This page lists my publications on the subject of early recordings – both for academic and non-academic audiences.
‘On the record: music before mass production’ at History Today
In this piece, I explore the early era of recorded music (1890 to mid-1900), during which, due to technological limitations, recordings could not be copied easily. Recording labels working locally in different parts of the world chose, attempted to develop their own techniques for duplicating wax cylinders. At the same time, in order to meet demand, they often hired second- or third-rate singers, which opens a fascinating window into the realities of the late 19th-century opera scene. In-demand singers could also be requested by recording labels to record the same piece again and again for up to twelve hours in a row.
‘Inventing the recording’ at The Public Domain Review
In this piece, I explore how the concept of ‘recording’ came into being – recordings not as mere carriers of sound, but as commodities that can be bought and sold, as artefacts capable of capturing and embodying values and emotions; of defining a generation, a country or a social class. From Edison’s initial experiments with recorded sound in 1877, the story of the recording as a developing concept unfolds over three decades, with the participation of a myriad of other inventors, musicians, producers and entrepreneurs from all over the world – such as tenor Florencio Constantino and the gabinetes fonográficos producing and selling unique issues of recordings around 1900.

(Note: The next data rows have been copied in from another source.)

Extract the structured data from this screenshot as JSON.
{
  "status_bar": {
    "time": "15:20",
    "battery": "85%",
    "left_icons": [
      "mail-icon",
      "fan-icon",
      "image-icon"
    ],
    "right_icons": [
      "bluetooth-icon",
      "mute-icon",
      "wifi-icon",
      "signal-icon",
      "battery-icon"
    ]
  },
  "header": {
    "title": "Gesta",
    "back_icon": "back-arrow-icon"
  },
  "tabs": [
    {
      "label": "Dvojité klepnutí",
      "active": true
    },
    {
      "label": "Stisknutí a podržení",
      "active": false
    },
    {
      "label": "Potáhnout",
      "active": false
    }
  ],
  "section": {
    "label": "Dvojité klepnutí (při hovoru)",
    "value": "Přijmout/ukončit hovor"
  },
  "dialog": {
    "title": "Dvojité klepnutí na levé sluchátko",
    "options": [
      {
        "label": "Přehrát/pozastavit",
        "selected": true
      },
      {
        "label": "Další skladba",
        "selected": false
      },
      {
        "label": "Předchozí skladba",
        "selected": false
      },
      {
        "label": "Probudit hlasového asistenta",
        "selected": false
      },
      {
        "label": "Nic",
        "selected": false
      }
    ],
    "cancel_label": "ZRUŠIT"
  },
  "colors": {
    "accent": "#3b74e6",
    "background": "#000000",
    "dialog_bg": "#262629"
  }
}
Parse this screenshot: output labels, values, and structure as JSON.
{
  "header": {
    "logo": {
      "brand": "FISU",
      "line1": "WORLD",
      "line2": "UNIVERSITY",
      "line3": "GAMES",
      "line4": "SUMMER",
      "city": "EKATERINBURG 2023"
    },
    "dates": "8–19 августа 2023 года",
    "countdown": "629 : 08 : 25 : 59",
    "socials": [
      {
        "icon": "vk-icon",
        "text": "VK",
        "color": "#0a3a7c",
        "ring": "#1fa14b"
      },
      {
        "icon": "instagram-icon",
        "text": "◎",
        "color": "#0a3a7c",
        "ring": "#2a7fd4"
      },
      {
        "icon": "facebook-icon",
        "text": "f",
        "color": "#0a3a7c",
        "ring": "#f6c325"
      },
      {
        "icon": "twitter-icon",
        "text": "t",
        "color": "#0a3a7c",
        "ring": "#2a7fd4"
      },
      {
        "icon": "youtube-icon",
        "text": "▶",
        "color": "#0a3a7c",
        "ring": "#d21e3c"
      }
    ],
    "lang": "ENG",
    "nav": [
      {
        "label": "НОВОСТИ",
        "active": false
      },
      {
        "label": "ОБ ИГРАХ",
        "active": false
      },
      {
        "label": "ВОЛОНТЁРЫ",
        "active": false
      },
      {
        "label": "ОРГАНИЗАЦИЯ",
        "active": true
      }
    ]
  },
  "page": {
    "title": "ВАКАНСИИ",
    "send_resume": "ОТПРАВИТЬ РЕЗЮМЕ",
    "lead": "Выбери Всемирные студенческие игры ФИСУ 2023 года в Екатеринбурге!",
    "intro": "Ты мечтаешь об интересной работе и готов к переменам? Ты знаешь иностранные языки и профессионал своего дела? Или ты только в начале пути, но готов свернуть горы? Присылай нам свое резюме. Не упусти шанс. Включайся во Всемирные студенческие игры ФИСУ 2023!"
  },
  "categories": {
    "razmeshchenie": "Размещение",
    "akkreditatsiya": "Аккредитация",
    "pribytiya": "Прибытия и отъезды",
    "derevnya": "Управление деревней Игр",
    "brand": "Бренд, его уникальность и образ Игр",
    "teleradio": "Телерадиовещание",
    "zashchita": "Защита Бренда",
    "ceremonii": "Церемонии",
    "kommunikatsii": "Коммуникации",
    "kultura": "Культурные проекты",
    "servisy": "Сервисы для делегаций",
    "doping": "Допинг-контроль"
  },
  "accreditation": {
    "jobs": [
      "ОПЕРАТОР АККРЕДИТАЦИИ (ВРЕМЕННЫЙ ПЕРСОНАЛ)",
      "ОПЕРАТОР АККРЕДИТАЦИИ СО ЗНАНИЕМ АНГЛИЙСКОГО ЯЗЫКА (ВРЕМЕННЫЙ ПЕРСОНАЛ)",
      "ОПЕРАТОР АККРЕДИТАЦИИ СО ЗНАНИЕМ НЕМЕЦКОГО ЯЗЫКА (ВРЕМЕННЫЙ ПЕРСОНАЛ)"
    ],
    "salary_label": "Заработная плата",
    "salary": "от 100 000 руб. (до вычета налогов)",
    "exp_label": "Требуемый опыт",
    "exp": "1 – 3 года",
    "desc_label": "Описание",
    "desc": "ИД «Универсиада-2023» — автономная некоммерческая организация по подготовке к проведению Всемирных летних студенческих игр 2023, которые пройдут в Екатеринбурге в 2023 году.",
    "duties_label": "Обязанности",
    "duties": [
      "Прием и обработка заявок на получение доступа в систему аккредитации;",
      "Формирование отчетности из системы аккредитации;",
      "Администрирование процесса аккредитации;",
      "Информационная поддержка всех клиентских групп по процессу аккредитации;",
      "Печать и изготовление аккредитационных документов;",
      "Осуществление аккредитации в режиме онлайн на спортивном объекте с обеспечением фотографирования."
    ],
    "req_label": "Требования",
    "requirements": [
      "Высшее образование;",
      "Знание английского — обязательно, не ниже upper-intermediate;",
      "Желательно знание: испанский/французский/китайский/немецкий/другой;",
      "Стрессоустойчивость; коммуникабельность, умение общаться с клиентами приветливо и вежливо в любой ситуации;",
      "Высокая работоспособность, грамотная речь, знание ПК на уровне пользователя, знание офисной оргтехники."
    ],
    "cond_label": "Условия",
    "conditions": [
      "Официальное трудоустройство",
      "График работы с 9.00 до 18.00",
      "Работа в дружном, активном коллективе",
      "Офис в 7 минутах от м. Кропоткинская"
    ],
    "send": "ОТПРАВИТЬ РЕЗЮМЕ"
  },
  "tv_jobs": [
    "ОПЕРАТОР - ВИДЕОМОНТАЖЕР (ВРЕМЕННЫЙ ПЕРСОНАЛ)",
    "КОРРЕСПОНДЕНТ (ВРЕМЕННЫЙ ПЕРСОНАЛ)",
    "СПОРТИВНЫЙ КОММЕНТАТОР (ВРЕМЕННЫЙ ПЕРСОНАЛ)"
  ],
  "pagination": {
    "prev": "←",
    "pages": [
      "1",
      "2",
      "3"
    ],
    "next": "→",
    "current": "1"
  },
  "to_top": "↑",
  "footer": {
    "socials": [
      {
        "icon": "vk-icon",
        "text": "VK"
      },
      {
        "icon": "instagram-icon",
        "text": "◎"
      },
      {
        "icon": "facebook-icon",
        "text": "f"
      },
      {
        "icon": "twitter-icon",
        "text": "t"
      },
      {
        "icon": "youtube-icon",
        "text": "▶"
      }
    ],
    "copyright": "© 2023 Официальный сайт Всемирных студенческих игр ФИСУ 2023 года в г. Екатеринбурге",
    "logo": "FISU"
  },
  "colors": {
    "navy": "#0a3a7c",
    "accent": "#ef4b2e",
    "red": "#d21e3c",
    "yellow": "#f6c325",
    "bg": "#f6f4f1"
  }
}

‘The singing non-singer’ at The Dangerous Women Project
This piece looks at some of the female singers whose voices can be heard in some of the earliest recordings made in Spain ca. 1900. I focus on two of them – Amparo Cardenal, who decided against a stage career for fear it was not appropriate for a young woman of her class and instead devoted herself to recordigns; and Amalia Campos, a very popular singing actress of género chico and sicalipsis.
‘Prefiguring the Spanish recording diva’ in Listening to music: people, practices and experiences
This chapter situates early commercial recordings made in Spain by local gabinetes fonográficos between 1898 and 1905 in the aural landscape of their time. In order to do so, it examines a range of audio-visual media, including original wax cylinders, advertisements, trade publications, press articles and other accounts of listening experiences from the arrival of phonographs in Spain in the late 1870s to the demise of the gabinetes around 1905, when they were absorbed or rendered obsolete by multinational recording companies. Such early recordings must be interpreted alongside the thriving theatrical culture that prevailed in Spain at the time, especially that of zarzuela – the preferred genre of theatre-goers and the best represented, according to available evidence, in catalogues of gabinetes fonográficos. A range of primary sources suggest that recordings were intended as a memento to go hand-in-hand with the experience of listening to music live; as such, the gabinetes fonográficos industry was uniquely built in close connection to the theatrical culture.